Büyük dalga geliyor
Brent petrolün 100 doların altına inmesiyle çıkması bir oldu.
Uluslararası piyasalar da enflasyonunun o manipülatif
etkisi altına girdi.
Üretim ve stok paylaşımı kararlarına bakılınca petrolün varil
fiyatının 80 dolara yaklaşması gerekirken ortaya çıkan tablo aslında oldukça
bilindik.
Elinizde sınırlı merminiz varsa ve karşıdaki de bunu biliyorsa
tehditlerinizin geçerliliği sadece zamanla ilişki hâle geliyor.
Yani merminizin bitirecek adımları geldikten sonra piyasa üzerinde yapılacak manipülasyonla
istedikleri gibi kazanacağına inanan balinalar var.
Aslında Türkiye olarak bunu çok iyi biliyoruz.
Faiz artırımı yapılmayacağı ya da aksine indirim yapılarak
beklentilerin zıt yönünde hareket edileceği ilan edilince de benzer bir tablo yaşadık.
Uluslararası piyasalarda serbest bir şekilde dolaşan trilyonlarca
dolar sermaye var.
Bunu kontrol etmek imkansız!
Hani bir tabir var ya: “Kasa her zaman kazanır.”
O nedenle piyasaları okyanus dalgası olarak görmeli,
okyanusu durdurmaya çalışmak yerine üzerinde sörf yapmaya
çalışmalıyız.
Okyanusu kandıramazsınız.
Çabalarsınız ama en sonunda altına alır ve kıyıya tükürüp atar.
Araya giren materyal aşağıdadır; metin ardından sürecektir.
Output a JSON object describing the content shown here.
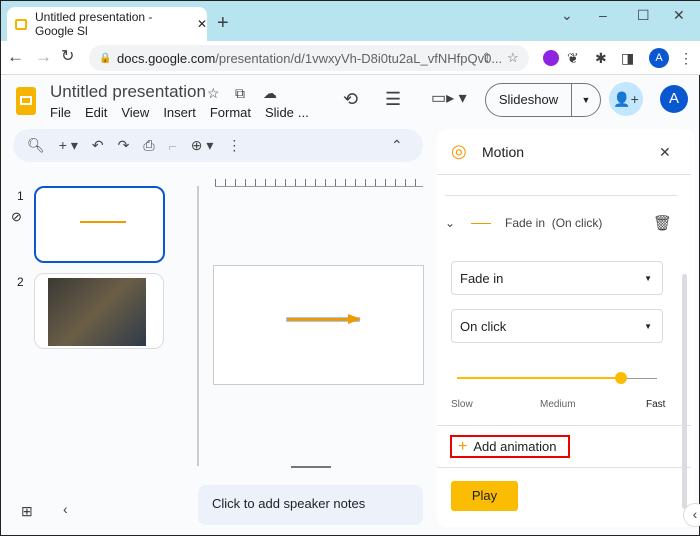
{
  "browser": {
    "tab_title": "Untitled presentation - Google Sl",
    "new_tab": "+",
    "url_host": "docs.google.com",
    "url_path": "/presentation/d/1vwxyVh-D8i0tu2aL_vfNHfpQv0...",
    "profile": "A"
  },
  "app": {
    "title": "Untitled presentation",
    "menu": [
      "File",
      "Edit",
      "View",
      "Insert",
      "Format",
      "Slide",
      "..."
    ],
    "slideshow": "Slideshow",
    "avatar": "A"
  },
  "slides": [
    {
      "number": "1"
    },
    {
      "number": "2"
    }
  ],
  "notes_placeholder": "Click to add speaker notes",
  "motion": {
    "title": "Motion",
    "animation_summary": "Fade in",
    "animation_trigger": "(On click)",
    "effect": "Fade in",
    "trigger": "On click",
    "speed_labels": [
      "Slow",
      "Medium",
      "Fast"
    ],
    "speed_value": 0.82,
    "add_animation": "Add animation",
    "play": "Play",
    "accent": "#fbbc04"
  }
}
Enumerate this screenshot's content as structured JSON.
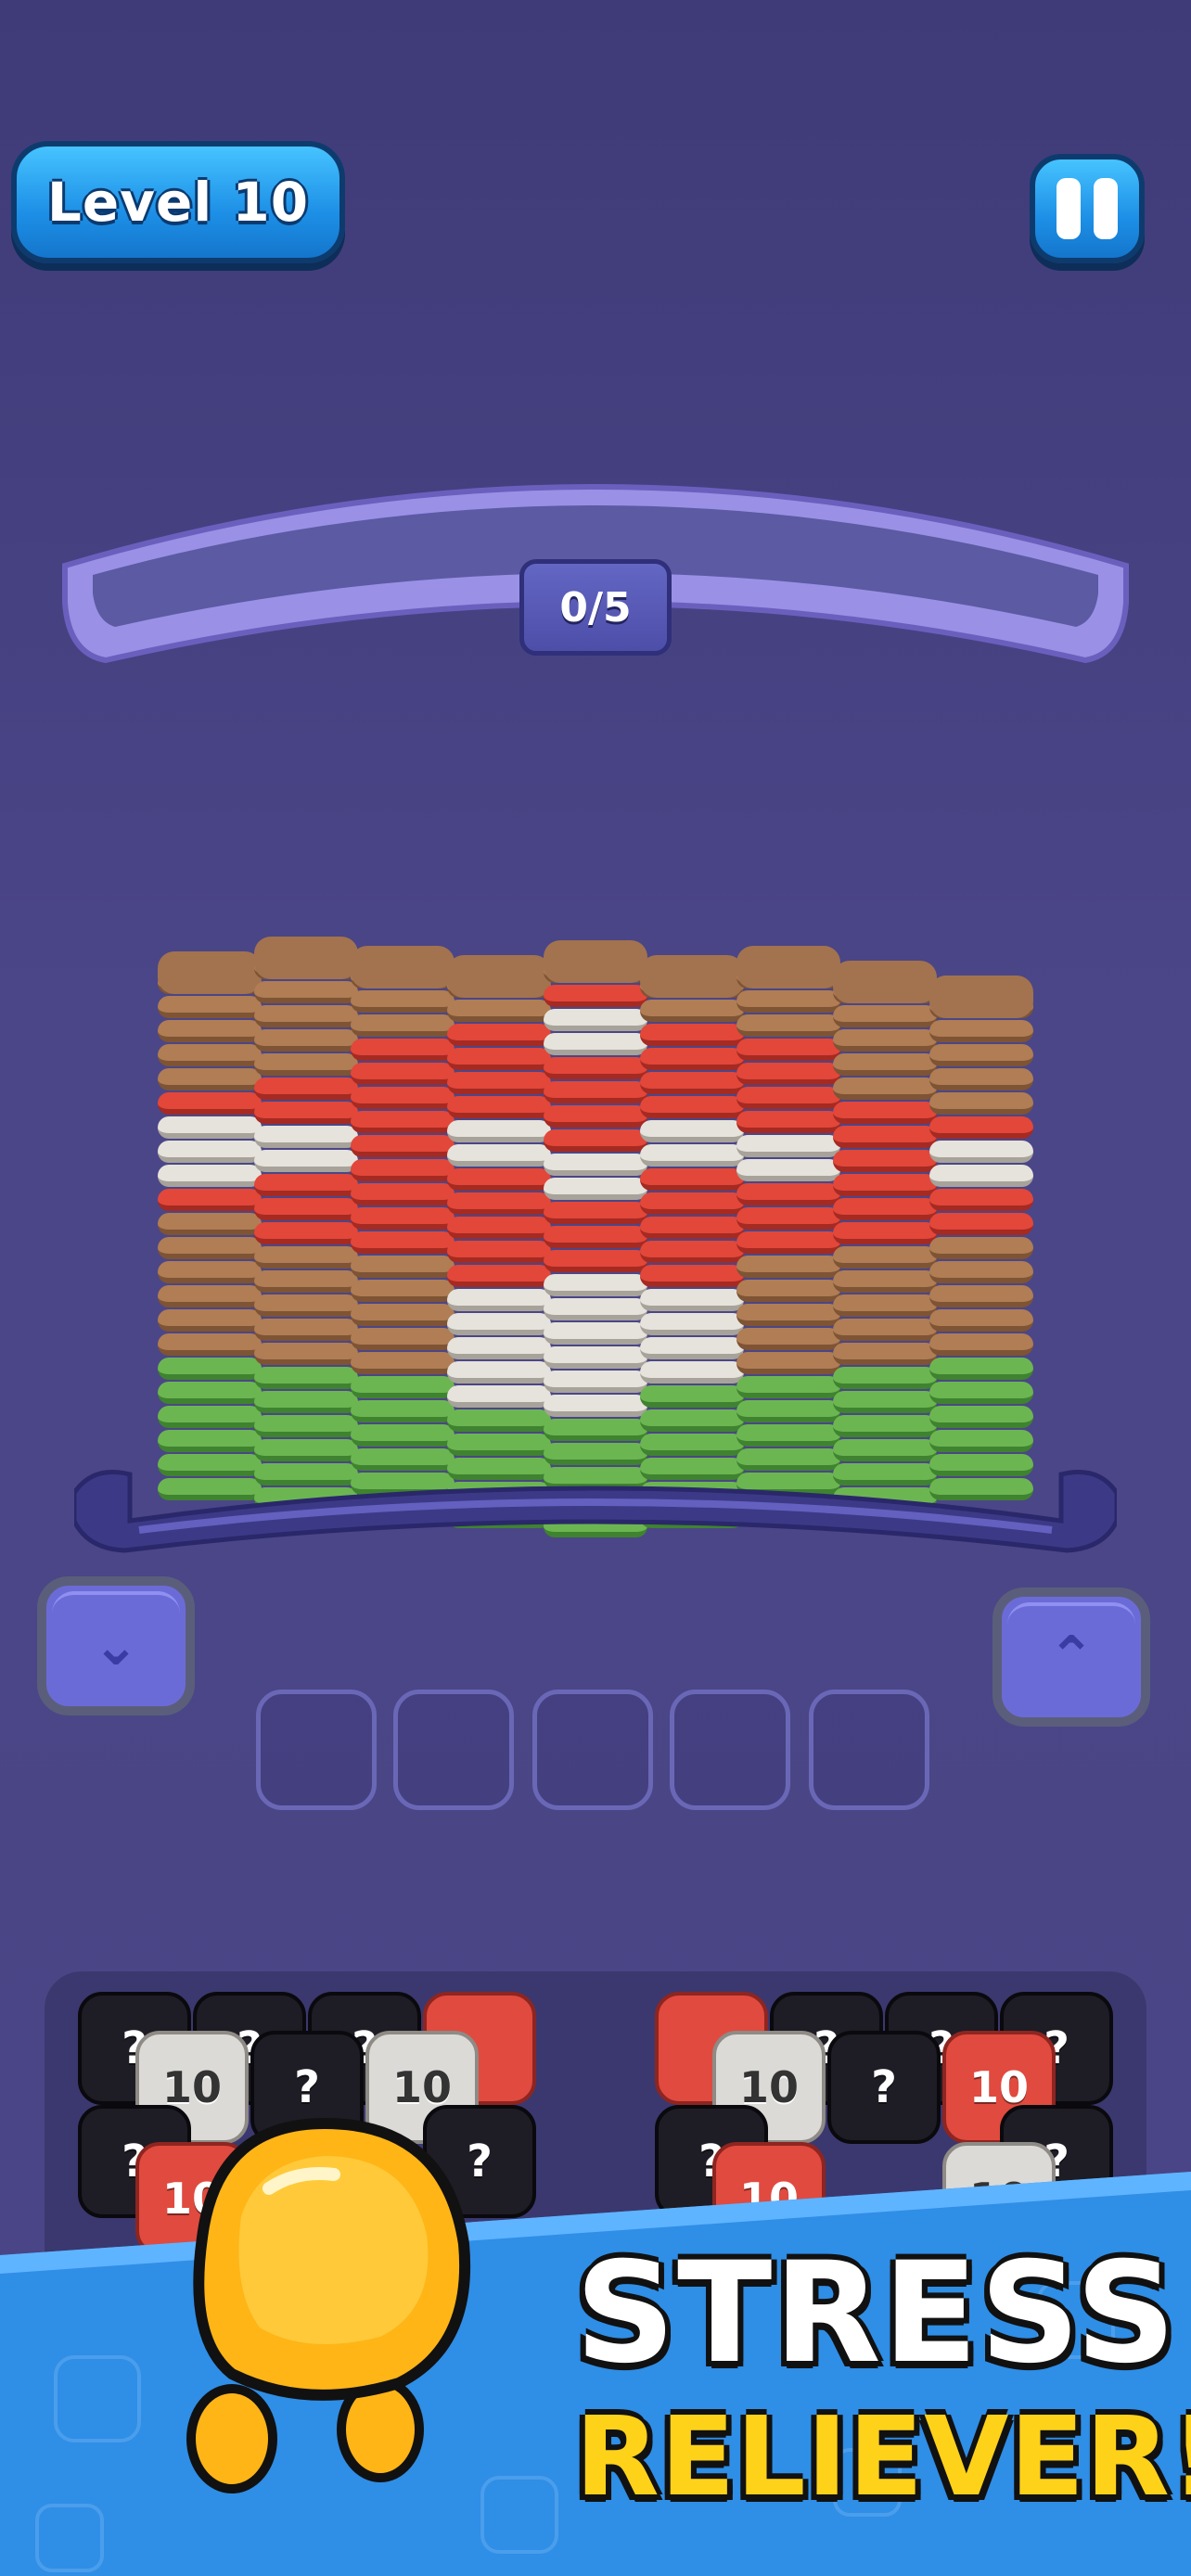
{
  "header": {
    "level_label": "Level 10",
    "pause_icon": "pause-icon"
  },
  "shelf": {
    "counter": "0/5"
  },
  "board": {
    "colors": {
      "brown": "#b07d55",
      "red": "#e2473a",
      "white": "#e6e3dc",
      "green": "#6cb652"
    },
    "columns": [
      [
        "green",
        "green",
        "green",
        "green",
        "green",
        "green",
        "brown",
        "brown",
        "brown",
        "brown",
        "brown",
        "brown",
        "red",
        "white",
        "white",
        "white",
        "red",
        "brown",
        "brown",
        "brown",
        "brown",
        "brown"
      ],
      [
        "green",
        "green",
        "green",
        "green",
        "green",
        "green",
        "brown",
        "brown",
        "brown",
        "brown",
        "brown",
        "red",
        "red",
        "red",
        "white",
        "white",
        "red",
        "red",
        "brown",
        "brown",
        "brown",
        "brown",
        "brown"
      ],
      [
        "green",
        "green",
        "green",
        "green",
        "green",
        "green",
        "brown",
        "brown",
        "brown",
        "brown",
        "brown",
        "red",
        "red",
        "red",
        "red",
        "red",
        "red",
        "red",
        "red",
        "red",
        "brown",
        "brown",
        "brown"
      ],
      [
        "green",
        "green",
        "green",
        "green",
        "green",
        "white",
        "white",
        "white",
        "white",
        "white",
        "red",
        "red",
        "red",
        "red",
        "red",
        "white",
        "white",
        "red",
        "red",
        "red",
        "red",
        "brown",
        "brown"
      ],
      [
        "green",
        "green",
        "green",
        "green",
        "green",
        "white",
        "white",
        "white",
        "white",
        "white",
        "white",
        "red",
        "red",
        "red",
        "white",
        "white",
        "red",
        "red",
        "red",
        "red",
        "white",
        "white",
        "red",
        "brown"
      ],
      [
        "green",
        "green",
        "green",
        "green",
        "green",
        "green",
        "white",
        "white",
        "white",
        "white",
        "red",
        "red",
        "red",
        "red",
        "red",
        "white",
        "white",
        "red",
        "red",
        "red",
        "red",
        "brown",
        "brown"
      ],
      [
        "green",
        "green",
        "green",
        "green",
        "green",
        "green",
        "brown",
        "brown",
        "brown",
        "brown",
        "brown",
        "red",
        "red",
        "red",
        "white",
        "white",
        "red",
        "red",
        "red",
        "red",
        "brown",
        "brown",
        "brown"
      ],
      [
        "green",
        "green",
        "green",
        "green",
        "green",
        "green",
        "brown",
        "brown",
        "brown",
        "brown",
        "brown",
        "red",
        "red",
        "red",
        "red",
        "red",
        "red",
        "brown",
        "brown",
        "brown",
        "brown",
        "brown"
      ],
      [
        "green",
        "green",
        "green",
        "green",
        "green",
        "green",
        "brown",
        "brown",
        "brown",
        "brown",
        "brown",
        "red",
        "red",
        "white",
        "white",
        "red",
        "brown",
        "brown",
        "brown",
        "brown",
        "brown"
      ]
    ]
  },
  "controls": {
    "down_icon": "chevron-down-icon",
    "up_icon": "chevron-up-icon",
    "slot_count": 5
  },
  "queue": {
    "left": [
      {
        "type": "black",
        "label": "?"
      },
      {
        "type": "black",
        "label": "?"
      },
      {
        "type": "black",
        "label": "?"
      },
      {
        "type": "redb",
        "label": ""
      },
      {
        "type": "grey",
        "label": "10"
      },
      {
        "type": "black",
        "label": "?"
      },
      {
        "type": "grey",
        "label": "10"
      },
      {
        "type": "black",
        "label": "?"
      },
      {
        "type": "redb",
        "label": "10"
      },
      {
        "type": "black",
        "label": "?"
      }
    ],
    "right": [
      {
        "type": "redb",
        "label": ""
      },
      {
        "type": "black",
        "label": "?"
      },
      {
        "type": "black",
        "label": "?"
      },
      {
        "type": "black",
        "label": "?"
      },
      {
        "type": "grey",
        "label": "10"
      },
      {
        "type": "black",
        "label": "?"
      },
      {
        "type": "redb",
        "label": "10"
      },
      {
        "type": "black",
        "label": "?"
      },
      {
        "type": "redb",
        "label": "10"
      },
      {
        "type": "black",
        "label": "?"
      },
      {
        "type": "grey",
        "label": "10"
      }
    ]
  },
  "banner": {
    "line1": "STRESS",
    "line2": "RELIEVER!",
    "mascot_icon": "mascot-icon",
    "colors": {
      "banner": "#2f8ee6",
      "mascot": "#ffb516",
      "headline2": "#ffd21a"
    }
  }
}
Tüm dünyanın bunu daha iyi anlayacağı günlere yaklaşıyoruz.
SPOR EKONOMİSİNE AYAR VERİLİYOR
Herkes İngiltere’deki spor ekonomisini çok iyi
bilir.
İngiliz futbolundaki mantık ve izlemenin getirdiği keyif, tabiri caizse bol müşteri çeker.
Neden müşteri diyorum?
Çünkü orada bir ekonomidir futbol.
Bizim burada ise sosyal bir araç...
Bazıları bu ekonomiden yıllar boyunca nemalandı.
Kulüp başkanı olmanın getirdiği itibar ile alınan ihalelerin
yanında futbolcu transferleri üzerinden menajerlerin de dâhil
olduğu ne olaylar dönüyor ki sormayın gitsin.
Kıdemli spor yazarlarından ve kalem oynatan diğer basın emekçilerinden işin
arka planında dönenleri çokça dinledim.
İşte bunu bitirecek bir şey bu hafta Meclis gündemine
geliyor.
Gençlik ve Spor Bakanlığı’nın uzun süre çalıştığı Spor
Yasası için artık sona gelindi.
Eğer maddelerde bir değişiklik olmazsa bu yasanın Türkiye’deki arka
kapıları kapatacağı ve gerçek, ön görülebilir ve hesap verebilir spor
ekonomisi oluşturacağına inanılıyor.
Bir tarafta ekmek almak için avuç açanlarla başka bir tarafta bilmem kaç
yaşında ve bilmem nerelerde oynamış o çok bilinen isimlere vergi istisnasıyla
verilen milyon dolarlar, avrolar ile gelen çarpık düzen bitmeli...
Her tarafa yapılan spor salonlarında gençlerin hem eğlence hem
de spor ekonomisinde yer almasını sağlayacak yetenekleri kazanması için vakit
sermayesini ortaya koyması gerekiyor.
Devletin altyapı yapma zorunluğu var tabii.
Çünkü başka kimse bununla uğraşmaz.
Maliyetlidir. Geri dönüşü neredeyse olmaz.
Ama üzerine koca bir ekonomi inşa edilir.
Elektrik altyapısından doğal gaz altyapısına kadar bu iş böyle...
Sporun da bir altyapısı var ve biz uzun zamandır bunu boşladık.
Başarıya çabuk ulaşma isteğimiz emek vermenin o zorluğundan uzak tutuyor
bizi...
Hâlbuki gerçek başarı ânın hakkını vererek, durmadan, sıkı çalışarak gelir.
Başarıyı gösteren bir diğer şey ise tarafsız ve âdil altyapısı olan
sistemdir.
Eğer hiçbir müdahale olmazsa sporda bu sistemi kurmak üzereyiz.
Yoksa son zamanlarda gündemi meşgul eden istifa ve daha birçok şeyin sebebini ne sanıyorsunuz?